# Outdoor enclosure for balcony or patio



## stasisdc5 (Sep 14, 2012)

stumbled upon this illustration of an outdoor enclosure. Since i live in a condo, i think it'd be perfect to build something like this. what do you guys think?


----------



## wellington (Sep 14, 2012)

Other then the fact that the outside part should be bigger and the greenhouse part smaller, it looks great. Just build it as big as possible, the whole thing looks a little small, but a great idea, cute too.


----------



## Tyrtle (Sep 14, 2012)

It's very cute. I would make the whole top closeable with chicken wire rather than glass.


----------



## Vincentdhr (Sep 14, 2012)

You have that book also! I also agree on the chicken wire. Doesn't block any valuable uv.


----------



## Yellow Turtle (Sep 14, 2012)

Why not both? Use glass cover with lids and wire cover on bottom. The glass is useful when raining.


----------



## ALDABRAMAN (Sep 14, 2012)

Creative!


----------



## Pokeymeg (Sep 15, 2012)

This looks like a standard cold frame you can buy for plants to extend the growing season - Not a bad idea! Though, building your one would be far cheaper and you can change the ratio of outside/greenhouse, as suggested earlier


----------



## stasisdc5 (Sep 15, 2012)

Vincentdhr said:


> You have that book also! I also agree on the chicken wire. Doesn't block any valuable uv.
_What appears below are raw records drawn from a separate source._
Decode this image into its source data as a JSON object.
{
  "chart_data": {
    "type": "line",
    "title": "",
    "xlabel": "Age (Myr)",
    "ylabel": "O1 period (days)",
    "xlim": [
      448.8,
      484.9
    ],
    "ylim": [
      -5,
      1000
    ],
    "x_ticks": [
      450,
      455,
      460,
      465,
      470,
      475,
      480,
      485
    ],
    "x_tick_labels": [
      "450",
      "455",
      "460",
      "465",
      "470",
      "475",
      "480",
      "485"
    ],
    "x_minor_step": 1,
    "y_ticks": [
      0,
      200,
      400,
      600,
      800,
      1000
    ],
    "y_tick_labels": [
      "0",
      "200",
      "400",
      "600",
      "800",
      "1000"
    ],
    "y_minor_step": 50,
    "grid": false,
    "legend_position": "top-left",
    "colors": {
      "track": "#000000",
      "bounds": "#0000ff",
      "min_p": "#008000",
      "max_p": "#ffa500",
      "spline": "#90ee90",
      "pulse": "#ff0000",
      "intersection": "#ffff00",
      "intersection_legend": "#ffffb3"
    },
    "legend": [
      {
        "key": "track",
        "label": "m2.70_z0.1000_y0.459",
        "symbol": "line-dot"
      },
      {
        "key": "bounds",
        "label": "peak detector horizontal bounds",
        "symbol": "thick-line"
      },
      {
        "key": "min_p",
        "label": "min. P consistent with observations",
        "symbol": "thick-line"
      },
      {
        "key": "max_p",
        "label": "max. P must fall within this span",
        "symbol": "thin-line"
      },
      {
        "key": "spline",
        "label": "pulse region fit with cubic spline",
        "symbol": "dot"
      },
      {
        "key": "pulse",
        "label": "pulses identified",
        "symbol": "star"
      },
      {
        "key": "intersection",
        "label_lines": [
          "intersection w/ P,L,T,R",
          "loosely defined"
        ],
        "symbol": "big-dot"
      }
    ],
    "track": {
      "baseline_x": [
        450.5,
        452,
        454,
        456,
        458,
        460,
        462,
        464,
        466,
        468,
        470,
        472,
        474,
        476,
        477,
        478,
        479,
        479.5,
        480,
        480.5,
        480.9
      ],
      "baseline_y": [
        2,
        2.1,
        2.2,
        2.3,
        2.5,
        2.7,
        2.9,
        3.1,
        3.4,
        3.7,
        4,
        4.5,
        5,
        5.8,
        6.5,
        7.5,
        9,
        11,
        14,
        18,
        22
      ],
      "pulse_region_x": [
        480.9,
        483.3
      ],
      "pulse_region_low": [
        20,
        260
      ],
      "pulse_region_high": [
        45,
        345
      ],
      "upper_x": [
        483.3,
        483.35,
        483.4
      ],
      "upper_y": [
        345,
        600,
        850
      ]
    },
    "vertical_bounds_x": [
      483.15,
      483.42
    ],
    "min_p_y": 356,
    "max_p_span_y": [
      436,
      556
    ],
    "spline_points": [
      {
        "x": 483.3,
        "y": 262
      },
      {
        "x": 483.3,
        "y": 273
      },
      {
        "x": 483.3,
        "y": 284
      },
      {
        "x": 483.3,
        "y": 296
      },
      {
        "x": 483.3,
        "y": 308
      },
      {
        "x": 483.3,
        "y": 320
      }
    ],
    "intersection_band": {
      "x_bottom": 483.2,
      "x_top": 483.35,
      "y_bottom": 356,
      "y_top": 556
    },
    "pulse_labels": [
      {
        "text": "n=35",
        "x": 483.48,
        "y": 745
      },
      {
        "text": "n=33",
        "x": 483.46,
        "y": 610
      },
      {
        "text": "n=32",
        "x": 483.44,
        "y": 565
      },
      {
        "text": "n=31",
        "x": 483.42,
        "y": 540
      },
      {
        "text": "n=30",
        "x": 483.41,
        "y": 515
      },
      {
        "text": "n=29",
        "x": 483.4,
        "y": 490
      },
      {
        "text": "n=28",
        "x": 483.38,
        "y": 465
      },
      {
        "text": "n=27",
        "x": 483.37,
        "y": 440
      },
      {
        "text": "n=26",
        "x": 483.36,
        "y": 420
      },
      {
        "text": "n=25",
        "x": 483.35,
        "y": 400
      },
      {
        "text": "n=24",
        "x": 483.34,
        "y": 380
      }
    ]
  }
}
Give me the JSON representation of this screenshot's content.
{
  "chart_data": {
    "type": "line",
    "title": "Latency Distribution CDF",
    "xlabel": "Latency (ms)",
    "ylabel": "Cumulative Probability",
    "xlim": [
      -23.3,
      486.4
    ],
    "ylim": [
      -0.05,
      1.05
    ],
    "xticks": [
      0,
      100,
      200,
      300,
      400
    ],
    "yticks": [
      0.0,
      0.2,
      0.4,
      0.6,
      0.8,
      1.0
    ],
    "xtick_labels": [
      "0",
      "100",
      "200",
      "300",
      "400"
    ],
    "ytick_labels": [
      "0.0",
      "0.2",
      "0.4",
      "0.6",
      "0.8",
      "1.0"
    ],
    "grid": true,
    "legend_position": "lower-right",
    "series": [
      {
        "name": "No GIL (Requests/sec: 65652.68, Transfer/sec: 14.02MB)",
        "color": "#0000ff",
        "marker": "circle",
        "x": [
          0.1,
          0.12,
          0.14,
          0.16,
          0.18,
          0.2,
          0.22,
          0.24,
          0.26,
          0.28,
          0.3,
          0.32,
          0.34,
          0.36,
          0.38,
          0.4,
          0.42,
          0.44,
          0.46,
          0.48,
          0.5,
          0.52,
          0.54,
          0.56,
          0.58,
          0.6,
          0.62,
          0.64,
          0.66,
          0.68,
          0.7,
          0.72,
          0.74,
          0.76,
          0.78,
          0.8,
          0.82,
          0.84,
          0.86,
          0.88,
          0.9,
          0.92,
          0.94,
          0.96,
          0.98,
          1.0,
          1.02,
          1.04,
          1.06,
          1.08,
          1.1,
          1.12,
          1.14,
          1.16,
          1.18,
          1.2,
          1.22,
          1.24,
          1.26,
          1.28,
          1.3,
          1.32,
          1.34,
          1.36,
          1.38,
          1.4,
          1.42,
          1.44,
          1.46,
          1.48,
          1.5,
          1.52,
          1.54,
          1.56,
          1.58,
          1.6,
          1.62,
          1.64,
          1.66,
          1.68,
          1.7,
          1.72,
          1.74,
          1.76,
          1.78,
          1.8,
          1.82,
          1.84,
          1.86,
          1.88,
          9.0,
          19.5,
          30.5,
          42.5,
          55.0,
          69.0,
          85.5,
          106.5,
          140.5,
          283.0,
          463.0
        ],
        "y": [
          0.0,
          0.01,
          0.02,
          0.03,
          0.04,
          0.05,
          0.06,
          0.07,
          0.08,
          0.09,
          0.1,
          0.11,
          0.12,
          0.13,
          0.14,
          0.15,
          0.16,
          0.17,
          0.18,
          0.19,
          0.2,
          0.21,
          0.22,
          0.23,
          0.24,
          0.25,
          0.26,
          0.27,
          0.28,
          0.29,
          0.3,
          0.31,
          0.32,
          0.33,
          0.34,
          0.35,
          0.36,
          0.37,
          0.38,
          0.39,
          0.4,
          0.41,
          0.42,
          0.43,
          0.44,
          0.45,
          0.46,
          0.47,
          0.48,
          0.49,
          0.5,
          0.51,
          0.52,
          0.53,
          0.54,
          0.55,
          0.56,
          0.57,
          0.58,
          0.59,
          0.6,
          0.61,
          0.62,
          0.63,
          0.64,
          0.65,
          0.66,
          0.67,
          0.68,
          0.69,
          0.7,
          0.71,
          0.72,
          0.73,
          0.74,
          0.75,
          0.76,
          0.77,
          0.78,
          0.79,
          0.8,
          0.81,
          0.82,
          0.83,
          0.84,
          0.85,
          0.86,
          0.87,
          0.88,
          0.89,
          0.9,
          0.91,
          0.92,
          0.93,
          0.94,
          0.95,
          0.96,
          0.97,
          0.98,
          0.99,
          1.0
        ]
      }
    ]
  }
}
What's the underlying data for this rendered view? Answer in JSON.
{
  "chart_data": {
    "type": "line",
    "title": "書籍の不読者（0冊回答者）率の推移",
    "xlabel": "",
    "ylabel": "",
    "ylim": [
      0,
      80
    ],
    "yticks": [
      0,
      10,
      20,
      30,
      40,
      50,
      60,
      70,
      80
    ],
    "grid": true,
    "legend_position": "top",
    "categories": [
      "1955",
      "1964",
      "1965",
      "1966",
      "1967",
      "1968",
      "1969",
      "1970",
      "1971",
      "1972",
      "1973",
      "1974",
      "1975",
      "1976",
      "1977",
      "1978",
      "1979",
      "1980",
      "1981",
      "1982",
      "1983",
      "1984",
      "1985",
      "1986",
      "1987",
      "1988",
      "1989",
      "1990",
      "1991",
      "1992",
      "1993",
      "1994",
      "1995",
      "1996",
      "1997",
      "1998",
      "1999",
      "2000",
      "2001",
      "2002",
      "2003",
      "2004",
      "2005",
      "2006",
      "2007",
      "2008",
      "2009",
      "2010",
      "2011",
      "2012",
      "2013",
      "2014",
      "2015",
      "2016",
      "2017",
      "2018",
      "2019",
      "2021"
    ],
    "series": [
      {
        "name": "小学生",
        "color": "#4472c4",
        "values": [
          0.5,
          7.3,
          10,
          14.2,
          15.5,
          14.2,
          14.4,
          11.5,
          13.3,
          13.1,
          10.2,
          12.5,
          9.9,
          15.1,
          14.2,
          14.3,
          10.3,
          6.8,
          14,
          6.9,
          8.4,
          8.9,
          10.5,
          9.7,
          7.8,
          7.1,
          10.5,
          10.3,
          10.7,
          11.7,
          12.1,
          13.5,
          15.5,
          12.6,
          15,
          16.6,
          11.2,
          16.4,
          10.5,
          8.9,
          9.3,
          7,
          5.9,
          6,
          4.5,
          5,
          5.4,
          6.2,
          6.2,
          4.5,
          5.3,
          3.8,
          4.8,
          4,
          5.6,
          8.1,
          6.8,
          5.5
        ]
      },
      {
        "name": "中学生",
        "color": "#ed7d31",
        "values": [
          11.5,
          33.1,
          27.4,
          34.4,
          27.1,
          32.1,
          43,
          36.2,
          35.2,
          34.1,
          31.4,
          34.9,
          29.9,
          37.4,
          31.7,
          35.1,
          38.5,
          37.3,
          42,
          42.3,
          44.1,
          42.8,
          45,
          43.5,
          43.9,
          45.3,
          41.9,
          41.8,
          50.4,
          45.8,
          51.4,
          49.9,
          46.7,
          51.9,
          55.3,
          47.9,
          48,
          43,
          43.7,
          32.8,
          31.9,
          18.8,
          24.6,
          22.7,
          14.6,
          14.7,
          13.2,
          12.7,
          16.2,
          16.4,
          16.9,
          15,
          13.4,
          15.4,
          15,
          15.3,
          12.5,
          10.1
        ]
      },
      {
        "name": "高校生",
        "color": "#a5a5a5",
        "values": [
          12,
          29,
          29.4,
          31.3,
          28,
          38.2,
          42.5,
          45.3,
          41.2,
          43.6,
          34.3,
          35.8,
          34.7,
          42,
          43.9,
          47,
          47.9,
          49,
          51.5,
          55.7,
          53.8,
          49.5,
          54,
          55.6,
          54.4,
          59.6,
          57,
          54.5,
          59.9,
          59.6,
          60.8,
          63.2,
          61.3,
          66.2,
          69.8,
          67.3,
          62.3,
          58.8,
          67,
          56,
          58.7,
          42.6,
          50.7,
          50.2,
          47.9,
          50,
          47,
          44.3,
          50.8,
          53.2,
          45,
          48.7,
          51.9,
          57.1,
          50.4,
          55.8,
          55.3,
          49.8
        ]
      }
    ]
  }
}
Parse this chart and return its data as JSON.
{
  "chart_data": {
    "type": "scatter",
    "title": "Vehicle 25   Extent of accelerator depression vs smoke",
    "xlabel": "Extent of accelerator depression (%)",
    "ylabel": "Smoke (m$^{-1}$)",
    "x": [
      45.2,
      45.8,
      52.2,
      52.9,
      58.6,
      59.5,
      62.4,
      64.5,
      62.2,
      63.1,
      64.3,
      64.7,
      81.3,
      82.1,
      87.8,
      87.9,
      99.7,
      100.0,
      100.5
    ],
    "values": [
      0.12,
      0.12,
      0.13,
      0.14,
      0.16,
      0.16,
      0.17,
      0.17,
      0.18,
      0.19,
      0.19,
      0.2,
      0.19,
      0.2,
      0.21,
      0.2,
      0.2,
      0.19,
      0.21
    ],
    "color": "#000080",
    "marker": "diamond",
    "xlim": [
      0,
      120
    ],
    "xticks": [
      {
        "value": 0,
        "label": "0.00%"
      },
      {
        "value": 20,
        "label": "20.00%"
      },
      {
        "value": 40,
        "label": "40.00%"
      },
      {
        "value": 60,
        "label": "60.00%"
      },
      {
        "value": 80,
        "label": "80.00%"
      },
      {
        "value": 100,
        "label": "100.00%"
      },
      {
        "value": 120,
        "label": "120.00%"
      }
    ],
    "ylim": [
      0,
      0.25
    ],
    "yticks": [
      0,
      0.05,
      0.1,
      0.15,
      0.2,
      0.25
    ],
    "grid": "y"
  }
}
Haha. i didn't buy it. i just took a snapshot of the page.



Pokeymeg said:


> This looks like a standard cold frame you can buy for plants to extend the growing season - Not a bad idea! Though, building your one would be far cheaper and you can change the ratio of outside/greenhouse, as suggested earlier



Not familiar with cold frames, but thank you so much for mentioning it. after looking it up, i now have references to use when building the enclosure or i may just purchase one to modify it into an enclosure

here's one i'm looking at: http://www.improvementscatalog.com/cold-frame-greenhouse/252948?fromCart=true

although limited to 4x4 or 3x6, they even have these raised garden beds that are perfect outdoor enclosures: http://www.improvementscatalog.com/raised-garden-beds/255510?defattrib=&defattribvalue=&listIndex=1


----------